La Commission prévoit que le Fonds européen d’ajustement à la mondialisation « sera aussi disponible pour aider les agriculteurs à s’ajuster à une nouvelle situation de marché résultant de l’entrée en vigueur d’un accord commercial ». Elle cite comme exemples de possibles accords à venir avec le Mercosur ou dans le cadre de l’OMC. « Une fois que l’accord commercial est entré en vigueur, les services de la Commission vérifient encore les secteurs ou produits pour lesquels un accroissement substantiel des importations et une chute significative des prix sont attendus, et ils évaluent l’effet probable sur le revenu sectoriel », précise Bruxelles. « Sur cette base, la Commission désigne les secteurs ou produits agricoles et les régions éligibles à un éventuel soutien du FEM. Les Etats membres auront la possibilité de soumettre des demandes pour une contribution du FEM une fois que l’accord commercial est entré en vigueur, à condition qu’ils puissent prouver que les secteurs ou produits éligibles ont enregistré des pertes significatives liées au commerce, que le revenu des agriculteurs opérant dans ces secteurs est affecté et qu’ils ont identifié les agriculteurs concernés ».
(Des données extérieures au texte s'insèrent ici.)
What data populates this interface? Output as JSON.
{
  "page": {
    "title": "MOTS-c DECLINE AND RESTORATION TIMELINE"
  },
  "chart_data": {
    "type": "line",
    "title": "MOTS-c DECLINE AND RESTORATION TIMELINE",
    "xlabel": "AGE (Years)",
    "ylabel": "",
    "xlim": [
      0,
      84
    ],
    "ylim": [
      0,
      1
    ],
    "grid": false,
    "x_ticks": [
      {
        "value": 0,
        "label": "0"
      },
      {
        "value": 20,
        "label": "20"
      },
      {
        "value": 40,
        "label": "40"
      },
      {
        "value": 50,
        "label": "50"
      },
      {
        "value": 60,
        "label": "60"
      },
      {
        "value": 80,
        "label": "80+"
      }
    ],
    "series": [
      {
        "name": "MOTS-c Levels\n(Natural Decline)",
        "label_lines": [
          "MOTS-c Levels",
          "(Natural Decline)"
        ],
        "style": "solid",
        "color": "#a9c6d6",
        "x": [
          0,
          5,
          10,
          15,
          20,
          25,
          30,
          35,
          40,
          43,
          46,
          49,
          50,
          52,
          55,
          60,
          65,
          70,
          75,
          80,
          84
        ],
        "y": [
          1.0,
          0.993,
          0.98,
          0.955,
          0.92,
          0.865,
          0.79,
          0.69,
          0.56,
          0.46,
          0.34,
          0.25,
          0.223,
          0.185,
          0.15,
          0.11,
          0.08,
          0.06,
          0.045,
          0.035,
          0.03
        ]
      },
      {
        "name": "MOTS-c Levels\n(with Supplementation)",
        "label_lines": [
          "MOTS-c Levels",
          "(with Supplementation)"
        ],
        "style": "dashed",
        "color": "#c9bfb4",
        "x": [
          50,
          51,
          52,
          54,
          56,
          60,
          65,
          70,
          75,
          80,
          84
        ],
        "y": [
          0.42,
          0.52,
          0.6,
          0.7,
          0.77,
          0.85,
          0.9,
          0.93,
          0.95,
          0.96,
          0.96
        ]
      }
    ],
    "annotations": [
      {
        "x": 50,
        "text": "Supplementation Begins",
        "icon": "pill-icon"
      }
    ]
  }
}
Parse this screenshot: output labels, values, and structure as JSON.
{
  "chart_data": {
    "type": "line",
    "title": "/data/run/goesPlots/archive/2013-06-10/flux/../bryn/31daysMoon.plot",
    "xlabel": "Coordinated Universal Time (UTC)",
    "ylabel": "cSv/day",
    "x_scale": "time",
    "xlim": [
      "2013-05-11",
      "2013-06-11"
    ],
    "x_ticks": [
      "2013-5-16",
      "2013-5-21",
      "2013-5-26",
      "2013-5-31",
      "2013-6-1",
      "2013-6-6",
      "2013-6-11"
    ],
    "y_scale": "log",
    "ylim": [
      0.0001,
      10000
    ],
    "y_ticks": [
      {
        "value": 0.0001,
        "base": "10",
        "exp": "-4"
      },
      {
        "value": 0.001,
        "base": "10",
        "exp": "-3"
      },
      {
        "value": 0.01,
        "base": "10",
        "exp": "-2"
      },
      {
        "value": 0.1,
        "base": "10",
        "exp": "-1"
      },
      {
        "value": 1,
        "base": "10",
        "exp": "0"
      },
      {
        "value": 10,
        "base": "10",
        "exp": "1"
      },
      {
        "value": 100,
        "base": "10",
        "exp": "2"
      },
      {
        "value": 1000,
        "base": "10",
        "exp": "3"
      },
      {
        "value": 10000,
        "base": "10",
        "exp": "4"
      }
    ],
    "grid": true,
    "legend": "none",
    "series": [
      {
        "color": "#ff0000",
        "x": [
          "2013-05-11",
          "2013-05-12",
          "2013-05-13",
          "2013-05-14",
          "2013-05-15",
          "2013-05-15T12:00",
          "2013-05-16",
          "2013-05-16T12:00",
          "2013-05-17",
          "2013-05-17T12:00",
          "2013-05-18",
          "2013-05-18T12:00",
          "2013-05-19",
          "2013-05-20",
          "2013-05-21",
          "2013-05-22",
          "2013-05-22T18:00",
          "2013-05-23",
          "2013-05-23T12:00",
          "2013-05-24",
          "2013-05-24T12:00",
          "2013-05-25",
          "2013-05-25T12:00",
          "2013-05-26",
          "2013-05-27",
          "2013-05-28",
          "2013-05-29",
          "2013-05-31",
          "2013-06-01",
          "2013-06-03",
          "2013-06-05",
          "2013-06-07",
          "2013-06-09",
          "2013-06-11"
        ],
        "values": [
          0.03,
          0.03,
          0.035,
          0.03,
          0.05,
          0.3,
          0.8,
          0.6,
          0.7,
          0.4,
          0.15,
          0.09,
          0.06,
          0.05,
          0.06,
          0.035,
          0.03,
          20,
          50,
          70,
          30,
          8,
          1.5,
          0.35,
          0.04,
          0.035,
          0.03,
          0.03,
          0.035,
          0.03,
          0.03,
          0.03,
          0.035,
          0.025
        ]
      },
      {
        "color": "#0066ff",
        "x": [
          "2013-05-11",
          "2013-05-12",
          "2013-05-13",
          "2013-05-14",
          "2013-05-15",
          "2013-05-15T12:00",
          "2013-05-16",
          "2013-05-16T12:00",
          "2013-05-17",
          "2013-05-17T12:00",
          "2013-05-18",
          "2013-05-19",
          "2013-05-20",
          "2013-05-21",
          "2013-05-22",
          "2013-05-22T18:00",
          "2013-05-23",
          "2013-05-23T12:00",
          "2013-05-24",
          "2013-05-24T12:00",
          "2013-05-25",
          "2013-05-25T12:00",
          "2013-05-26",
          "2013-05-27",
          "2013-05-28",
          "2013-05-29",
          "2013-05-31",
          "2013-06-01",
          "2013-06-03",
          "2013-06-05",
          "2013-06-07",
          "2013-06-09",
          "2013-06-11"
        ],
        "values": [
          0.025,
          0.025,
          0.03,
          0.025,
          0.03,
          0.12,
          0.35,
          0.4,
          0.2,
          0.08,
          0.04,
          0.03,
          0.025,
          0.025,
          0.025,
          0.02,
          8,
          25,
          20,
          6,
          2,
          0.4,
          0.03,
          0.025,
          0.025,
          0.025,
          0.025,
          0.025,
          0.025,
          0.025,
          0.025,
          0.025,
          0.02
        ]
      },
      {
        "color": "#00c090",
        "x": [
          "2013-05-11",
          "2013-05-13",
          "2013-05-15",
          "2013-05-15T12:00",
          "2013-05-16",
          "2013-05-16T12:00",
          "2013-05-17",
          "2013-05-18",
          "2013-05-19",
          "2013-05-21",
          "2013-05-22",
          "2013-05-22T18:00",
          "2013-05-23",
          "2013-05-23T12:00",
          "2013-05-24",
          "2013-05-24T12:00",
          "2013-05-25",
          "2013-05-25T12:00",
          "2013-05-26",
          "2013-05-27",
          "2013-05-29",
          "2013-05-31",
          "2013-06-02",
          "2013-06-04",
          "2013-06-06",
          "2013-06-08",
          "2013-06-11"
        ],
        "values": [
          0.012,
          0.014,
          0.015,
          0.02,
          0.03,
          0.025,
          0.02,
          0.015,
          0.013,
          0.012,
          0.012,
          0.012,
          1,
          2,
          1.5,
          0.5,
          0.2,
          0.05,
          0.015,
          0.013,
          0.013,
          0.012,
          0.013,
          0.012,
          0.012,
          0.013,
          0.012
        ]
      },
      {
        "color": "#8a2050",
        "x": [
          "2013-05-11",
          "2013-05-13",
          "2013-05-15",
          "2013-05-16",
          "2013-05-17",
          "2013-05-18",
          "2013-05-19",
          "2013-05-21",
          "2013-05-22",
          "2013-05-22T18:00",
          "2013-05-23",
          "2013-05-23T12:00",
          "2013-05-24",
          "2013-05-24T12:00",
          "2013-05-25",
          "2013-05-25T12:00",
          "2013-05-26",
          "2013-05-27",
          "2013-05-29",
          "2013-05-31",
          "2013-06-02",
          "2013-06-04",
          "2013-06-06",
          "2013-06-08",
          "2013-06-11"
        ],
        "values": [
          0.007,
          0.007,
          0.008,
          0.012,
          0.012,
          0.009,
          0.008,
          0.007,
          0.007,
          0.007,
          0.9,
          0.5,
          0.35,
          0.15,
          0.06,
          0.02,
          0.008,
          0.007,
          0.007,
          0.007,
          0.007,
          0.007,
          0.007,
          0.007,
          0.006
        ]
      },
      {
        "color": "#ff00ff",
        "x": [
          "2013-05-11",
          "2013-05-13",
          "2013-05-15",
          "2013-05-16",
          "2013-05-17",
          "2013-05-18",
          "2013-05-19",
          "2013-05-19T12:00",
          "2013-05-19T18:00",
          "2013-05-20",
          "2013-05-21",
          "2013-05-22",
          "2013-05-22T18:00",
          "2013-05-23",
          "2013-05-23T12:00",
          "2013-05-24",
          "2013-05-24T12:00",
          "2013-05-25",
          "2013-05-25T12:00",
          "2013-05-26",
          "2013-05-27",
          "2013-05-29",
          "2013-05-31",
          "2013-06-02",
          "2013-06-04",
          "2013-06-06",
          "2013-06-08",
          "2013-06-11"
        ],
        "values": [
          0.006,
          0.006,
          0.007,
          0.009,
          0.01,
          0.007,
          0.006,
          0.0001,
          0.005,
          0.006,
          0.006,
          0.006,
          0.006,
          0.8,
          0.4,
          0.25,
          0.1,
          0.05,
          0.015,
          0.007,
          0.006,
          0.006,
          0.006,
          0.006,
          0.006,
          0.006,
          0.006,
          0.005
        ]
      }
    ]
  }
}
Aide au changement d’activités

La Commission souligne également que, « pour les agriculteurs, y compris tous les membres du ménage actifs sur l’exploitation », les mesures bénéficiant d’une intervention financière du FEM devront « se concentrer sur l’acquisition d’une formation appropriée et l’utilisation de services de conseil leur permettant d’ajuster leurs activités, y compris la réalisation de nouvelles activités, dans ou en dehors de l’agriculture, et un soutien limité pour l'investissement initial dans ces nouvelles activités afin de sécuriser leurs moyens de subsistance ». Ce soutien pourrait aussi être octroyé pour « des activités de coopération en vue de créer de nouvelles options de marché, notamment pour les petits agriculteurs ».
Selon le projet de règlement du Fonds d’ajustement à la mondialisation, « le coût des investissements pour le démarrage d’une entreprise ou le changement d'activité ne peut excéder 35 000 euros ».
Les propositions budgétaires de la Commission pour 2014-2020 prévoient qu’un maximum de 2,8 milliards d’euros pourra être disponible pour le secteur agricole dans le cadre du FEM.